Lesson 28 of 2116
Your Own Ethical Checklist as an AI Builder
If you ship AI, ethics is not abstract. It is a set of decisions you make with real trade-offs. Here is the working checklist serious builders actually use.
Lesson map
What this lesson covers
Learning path
The main moves in order
- 1From Theory to Shipping
- 2model cards
- 3impact assessment
- 4monitoring
Concept cluster
Terms to connect while reading
Section 1
From Theory to Shipping
You have spent lessons learning about bias, copyright, safety, alignment, and regulation. If you actually build and ship AI — even a personal project with a few users — all of it turns into concrete decisions you make at your keyboard. This lesson is the working checklist, not a lecture.
Before you build
- 1Problem definition: what specific decision will your AI make? Who is affected?
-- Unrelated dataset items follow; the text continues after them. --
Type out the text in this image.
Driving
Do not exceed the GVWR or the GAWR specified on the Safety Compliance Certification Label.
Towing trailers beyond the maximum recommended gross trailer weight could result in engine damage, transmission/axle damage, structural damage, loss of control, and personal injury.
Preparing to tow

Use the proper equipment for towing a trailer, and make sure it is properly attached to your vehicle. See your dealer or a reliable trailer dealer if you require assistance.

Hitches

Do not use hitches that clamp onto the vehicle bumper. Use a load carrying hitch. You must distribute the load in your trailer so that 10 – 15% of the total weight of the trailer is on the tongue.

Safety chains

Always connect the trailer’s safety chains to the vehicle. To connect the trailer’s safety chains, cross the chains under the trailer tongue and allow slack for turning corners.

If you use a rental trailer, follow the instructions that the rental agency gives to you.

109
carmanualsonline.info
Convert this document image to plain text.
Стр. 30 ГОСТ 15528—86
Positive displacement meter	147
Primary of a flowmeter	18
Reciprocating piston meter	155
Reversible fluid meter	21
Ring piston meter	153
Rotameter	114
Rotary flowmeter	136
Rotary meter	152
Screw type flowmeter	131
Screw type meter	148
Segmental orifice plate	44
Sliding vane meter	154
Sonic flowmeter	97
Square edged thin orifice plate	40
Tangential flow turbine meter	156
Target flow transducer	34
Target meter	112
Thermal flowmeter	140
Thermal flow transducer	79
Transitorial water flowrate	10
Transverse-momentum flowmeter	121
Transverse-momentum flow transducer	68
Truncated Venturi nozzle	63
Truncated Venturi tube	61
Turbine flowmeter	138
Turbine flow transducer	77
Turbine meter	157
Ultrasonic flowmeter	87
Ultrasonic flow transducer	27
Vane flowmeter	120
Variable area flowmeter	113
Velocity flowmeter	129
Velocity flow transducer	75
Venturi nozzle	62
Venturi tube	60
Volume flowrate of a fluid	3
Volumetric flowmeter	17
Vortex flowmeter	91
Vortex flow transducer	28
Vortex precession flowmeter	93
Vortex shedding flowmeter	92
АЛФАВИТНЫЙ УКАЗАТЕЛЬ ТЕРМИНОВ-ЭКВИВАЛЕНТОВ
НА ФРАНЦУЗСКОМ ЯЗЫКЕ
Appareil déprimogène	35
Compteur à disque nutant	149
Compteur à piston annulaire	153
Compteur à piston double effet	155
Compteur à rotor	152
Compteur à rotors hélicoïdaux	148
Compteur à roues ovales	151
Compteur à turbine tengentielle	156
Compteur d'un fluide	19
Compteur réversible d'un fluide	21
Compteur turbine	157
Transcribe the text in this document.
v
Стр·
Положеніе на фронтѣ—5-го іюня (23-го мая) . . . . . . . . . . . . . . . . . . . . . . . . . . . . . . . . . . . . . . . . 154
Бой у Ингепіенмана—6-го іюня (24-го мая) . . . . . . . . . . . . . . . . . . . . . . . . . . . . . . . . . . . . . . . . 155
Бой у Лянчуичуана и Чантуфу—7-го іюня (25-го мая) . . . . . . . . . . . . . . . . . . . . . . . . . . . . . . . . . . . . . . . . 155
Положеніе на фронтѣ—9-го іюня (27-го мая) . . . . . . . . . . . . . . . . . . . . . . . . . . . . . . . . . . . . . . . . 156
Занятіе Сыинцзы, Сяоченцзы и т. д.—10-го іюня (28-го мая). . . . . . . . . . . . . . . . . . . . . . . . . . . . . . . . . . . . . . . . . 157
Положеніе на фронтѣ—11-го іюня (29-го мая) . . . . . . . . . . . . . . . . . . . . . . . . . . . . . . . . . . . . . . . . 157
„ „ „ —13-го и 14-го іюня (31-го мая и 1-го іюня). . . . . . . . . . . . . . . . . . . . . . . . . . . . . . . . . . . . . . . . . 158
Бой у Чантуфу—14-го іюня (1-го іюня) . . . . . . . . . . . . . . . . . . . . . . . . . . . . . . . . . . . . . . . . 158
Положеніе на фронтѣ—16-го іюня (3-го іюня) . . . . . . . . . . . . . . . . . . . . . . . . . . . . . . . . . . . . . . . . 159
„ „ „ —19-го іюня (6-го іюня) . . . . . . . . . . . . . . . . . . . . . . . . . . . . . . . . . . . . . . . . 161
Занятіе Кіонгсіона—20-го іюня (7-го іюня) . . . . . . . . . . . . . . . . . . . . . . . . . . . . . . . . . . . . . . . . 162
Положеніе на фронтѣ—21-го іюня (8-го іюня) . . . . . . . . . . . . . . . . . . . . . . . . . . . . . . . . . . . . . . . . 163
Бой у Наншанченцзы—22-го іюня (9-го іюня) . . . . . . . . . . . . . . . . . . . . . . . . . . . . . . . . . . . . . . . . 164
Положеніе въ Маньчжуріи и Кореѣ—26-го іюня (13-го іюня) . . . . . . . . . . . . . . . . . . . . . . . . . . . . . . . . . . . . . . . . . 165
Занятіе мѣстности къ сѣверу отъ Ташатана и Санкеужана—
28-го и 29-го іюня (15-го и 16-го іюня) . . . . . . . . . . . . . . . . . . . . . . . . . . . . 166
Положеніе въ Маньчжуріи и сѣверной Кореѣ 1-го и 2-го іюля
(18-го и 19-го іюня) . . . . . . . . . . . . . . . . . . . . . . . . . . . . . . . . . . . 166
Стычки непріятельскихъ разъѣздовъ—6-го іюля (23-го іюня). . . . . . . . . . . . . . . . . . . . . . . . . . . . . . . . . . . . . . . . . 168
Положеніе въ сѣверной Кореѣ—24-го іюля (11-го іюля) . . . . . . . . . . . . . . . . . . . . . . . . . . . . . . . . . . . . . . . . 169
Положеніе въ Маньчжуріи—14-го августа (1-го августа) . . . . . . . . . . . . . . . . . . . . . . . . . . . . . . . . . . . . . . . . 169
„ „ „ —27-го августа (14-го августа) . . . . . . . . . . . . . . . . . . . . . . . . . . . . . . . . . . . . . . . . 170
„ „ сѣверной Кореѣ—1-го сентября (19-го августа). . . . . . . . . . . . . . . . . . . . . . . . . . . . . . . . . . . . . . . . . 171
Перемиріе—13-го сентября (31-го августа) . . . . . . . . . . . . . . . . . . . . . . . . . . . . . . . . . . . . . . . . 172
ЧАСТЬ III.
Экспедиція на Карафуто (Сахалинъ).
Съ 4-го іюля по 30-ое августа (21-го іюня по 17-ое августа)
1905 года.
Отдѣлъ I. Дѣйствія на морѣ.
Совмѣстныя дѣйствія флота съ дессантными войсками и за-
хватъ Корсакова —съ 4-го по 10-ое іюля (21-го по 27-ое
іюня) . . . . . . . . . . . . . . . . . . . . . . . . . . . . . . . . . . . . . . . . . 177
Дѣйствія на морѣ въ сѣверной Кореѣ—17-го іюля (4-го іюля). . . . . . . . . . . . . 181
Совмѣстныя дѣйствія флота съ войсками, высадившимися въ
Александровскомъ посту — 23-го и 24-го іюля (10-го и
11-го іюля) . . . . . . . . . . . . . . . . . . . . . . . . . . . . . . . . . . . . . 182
- 2Stakes: what happens to a person if it is wrong? Can they appeal?
- 3Regulated domain check: is this hiring, credit, healthcare, law enforcement, education, migration? If yes, EU AI Act high-risk obligations plus local equivalents apply.
- 4Data legality: do you have rights to the training/fine-tuning data? Did users consent to their data being used?
- 5Alternatives: is a simpler non-AI solution actually better here?
While you build
- 1Baselines: measure performance not just overall but across relevant demographic slices.
- 2Ground-truth leak check: verify your test set is not in your training set.
- 3Human-in-the-loop design: default to advising decisions, not making them.
- 4Explainability: can you tell an affected user what the model considered?
- 5Red-team pass: try to make it produce harmful outputs yourself before shipping.
- 6Model card: write a one-page description of intended use, training data, limitations, evaluation results.
At launch
- 1Transparency: users know they are interacting with AI (EU AI Act Art. 50).
- 2Opt-outs: users can refuse AI involvement where it matters.
- 3Incident channel: a clear way to report harms, with a real human reading it.
- 4Kill switch: you can turn it off quickly if things go sideways.
- 5Logging: enough to audit decisions after the fact, within privacy law.
After launch
- 1Drift monitoring: performance on representative slices over time.
- 2Feedback integration: real user complaints are the most valuable signal you have.
- 3Retraining cadence: plan it, do not wait for a crisis.
- 4Disclosure: publish periodic stats on decisions, overrides, and corrections.
- 5Sunset plan: what happens when this product ends? Do users get their data back?
The ten questions to answer before you ship
Compare the options
| Question | Pass means |
|---|---|
| Could this harm a person? | You have thought through who |
| Does it touch a regulated domain? | You know which rules apply |
| Is the data legal? | Clear chain of consent or license |
| Is there a human in the loop? | Yes, with real authority |
| Does it fail loud or silent? | Loud — users know when it is unsure |
| Can users appeal? | Named channel, not a form-void |
| Is there monitoring? | Yes, with a dashboard you actually read |
| Is there a kill switch? | Tested, documented, accessible |
| Is there a model card? | Public, specific, current |
| Could you defend this publicly? | You could explain it in a news article |
Red flags that mean rethink, not ship
- You cannot explain why the model did what it did on a failure case
- Evaluation was only done on the group you expected to use it
- Opt-out exists only in a cookie banner
- Monitoring plan is 'we'll check back in a quarter'
- Stakeholder consultation was limited to your team
- The business model depends on users not fully understanding what is happening
What this does NOT mean
- Refuse to build. Most AI is net positive when built well.
- Add friction for its own sake. Bad UX is not ethics.
- Endless committee approval. Speed matters; so does rigor.
- Treat users as hostile. Assume good faith, design for the edges.
- Chase every new framework. Pick one solid one and apply it consistently.
“Ethics is not a checklist you pass. It is the thing you do between the checklist items, when nobody is watching.”
Key terms in this lesson
The big idea: AI ethics as a builder is not philosophy. It is a set of engineering decisions, made early, revisited often. The builders who think about these questions at the start ship better products. The ones who do not end up in a headline they did not want. You choose which story you want to be part of.